An exciting lineup has been announced for the Dumfries and Galloway Arts Festival Autumn/Winter programme.
Communities across the region will be treated to incredible productions and outdoor performances including theatre, music, dance, comedy and spoken word.
First up in the Arts Live programme is Alice Mary Cooper who will present her new show The Bush following the success of her previous solo work Waves.
In this one-woman performance, Alice recalls the inspiring true story of 13 1970s housewives who battled for 10 years to save bushland in her native Sydney – starting a nationwide movement of Green Bans protecting land and the natural environment from destruction across Australia.
The show will be at the Crichton Estate on August 1, Gracefield Arts Centre on August 3 and the Market Hill, Castle Douglas, on Friday, August 5.
Lost in Music from Magnetic North will be heading to the Theatre Royal Dumfries on September 22. It is a new gig theatre show inspired by the myth of Orpheus and Eurydice: the story of a talented musical couple’s journey to hell and back. The team will also be supporting Paragon as a network member to promote their conference, All In: Access and Inclusion in the Arts.
This is the region’s first conference focusing on inclusive and accessible practice and policies in the arts, bringing an opportunity to establish a network of organisations committed to a more inclusive Dumfries and Galloway, with live performances from artists with lived experience of the barriers preventing participation. It takes place on October 7 at the CatStrand, New Galloway.
Performance Collective will be presenting its show in October that was commissioned by the Dumfries and Galloway Arts Festival before lockdown in 2020, Unsupervised Adulting.
The production is non-verbal and all storytelling is delivered through movement. As such, the production is suitable for deaf audience members.
Wonderfools are heading back to the region after their successful tour of Dumfries and Galloway in 2021, this time bringing their incredibly insightful show 549: Scots of the Spanish Civil War.
Told from a small pub in Prestonpans, East Lothian, four millennials hear a story and in a divided 2022 it brings us back to a tale of four miners who gave up everything that was familiar for a land that was not theirs, for a people they had never met and for a cause they believed was right.
The show will be performed at Castle Douglas Town Hall on October 25 and 26 and Moffat Town Hall on October 27.

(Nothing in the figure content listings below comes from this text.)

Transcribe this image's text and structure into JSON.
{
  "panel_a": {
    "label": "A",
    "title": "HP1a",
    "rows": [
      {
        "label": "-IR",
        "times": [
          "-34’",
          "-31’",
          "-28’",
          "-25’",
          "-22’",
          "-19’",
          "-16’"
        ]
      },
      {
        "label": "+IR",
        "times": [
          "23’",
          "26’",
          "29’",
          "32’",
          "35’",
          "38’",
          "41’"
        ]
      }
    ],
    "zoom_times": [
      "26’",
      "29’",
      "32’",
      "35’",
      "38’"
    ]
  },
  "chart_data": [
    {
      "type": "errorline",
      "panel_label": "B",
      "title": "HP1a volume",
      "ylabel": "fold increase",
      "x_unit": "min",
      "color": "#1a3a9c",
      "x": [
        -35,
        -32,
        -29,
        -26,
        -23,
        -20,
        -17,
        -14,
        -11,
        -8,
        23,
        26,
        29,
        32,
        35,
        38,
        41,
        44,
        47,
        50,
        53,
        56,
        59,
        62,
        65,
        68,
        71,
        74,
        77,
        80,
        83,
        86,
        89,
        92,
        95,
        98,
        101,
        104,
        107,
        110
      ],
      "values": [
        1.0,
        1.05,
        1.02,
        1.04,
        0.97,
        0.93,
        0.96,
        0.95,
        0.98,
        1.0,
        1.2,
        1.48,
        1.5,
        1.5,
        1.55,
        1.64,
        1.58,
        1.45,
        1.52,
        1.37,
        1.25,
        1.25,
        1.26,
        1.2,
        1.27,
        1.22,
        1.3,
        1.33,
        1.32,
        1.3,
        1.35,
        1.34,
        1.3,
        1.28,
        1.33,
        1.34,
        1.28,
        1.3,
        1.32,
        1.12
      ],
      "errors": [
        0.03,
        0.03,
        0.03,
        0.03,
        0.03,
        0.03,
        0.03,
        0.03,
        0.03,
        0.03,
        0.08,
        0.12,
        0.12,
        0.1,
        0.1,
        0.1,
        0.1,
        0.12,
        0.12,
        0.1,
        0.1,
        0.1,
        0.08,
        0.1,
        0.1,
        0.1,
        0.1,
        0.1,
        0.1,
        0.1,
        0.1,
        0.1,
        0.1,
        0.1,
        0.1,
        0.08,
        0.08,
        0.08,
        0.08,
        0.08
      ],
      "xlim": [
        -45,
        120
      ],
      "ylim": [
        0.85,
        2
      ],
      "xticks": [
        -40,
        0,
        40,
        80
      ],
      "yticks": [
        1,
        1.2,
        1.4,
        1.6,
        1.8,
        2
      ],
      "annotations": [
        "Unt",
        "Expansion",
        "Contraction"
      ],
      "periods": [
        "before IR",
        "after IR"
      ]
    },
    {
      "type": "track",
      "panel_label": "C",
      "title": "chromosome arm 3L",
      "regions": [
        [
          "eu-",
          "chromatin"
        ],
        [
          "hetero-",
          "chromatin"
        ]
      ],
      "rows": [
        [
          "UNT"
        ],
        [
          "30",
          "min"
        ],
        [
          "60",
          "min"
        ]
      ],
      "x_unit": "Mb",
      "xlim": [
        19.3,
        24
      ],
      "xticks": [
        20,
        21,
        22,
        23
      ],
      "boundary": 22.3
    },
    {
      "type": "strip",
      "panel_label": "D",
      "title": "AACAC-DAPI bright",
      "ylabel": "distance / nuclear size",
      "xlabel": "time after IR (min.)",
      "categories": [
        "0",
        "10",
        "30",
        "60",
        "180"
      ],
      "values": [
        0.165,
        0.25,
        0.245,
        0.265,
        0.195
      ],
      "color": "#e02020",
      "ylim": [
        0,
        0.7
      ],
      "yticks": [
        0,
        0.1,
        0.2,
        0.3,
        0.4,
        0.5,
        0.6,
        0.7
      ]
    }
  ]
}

Jordan & Skinner will also present The Time Machine: A Radical Feminist Retelling at the CatStrand on November A story about The Bunker. The apocalypse is coming and it’s coming for you. In a secret bunker, a group of feminists are taking matters into their own hands as they contemplate impending doom and ask if it’s all to late to turn things around.
Jordan & Skinner will also be facilitating a Devising Physical Theatre Workshop at the CatStrand on November 8 where they will teach their process of exploring themes, developing characters and shaping these into stories for stage.
Meanwhile, a traveller lands in the year 802.701 to discover the fate of future humans and tries to unravel how it all came down to this. Join this fiery and furious company of extremists for a tale of time travel, survival and human evolution in a bold and irreverent reimagining of H.G. Wells science fiction classic.
Dumfries and Galloway Arts Festival will also present its all-new Symposium on November 24 at Easterbrook Hall, reflecting on what the future of Arts Live looks like and they want your input.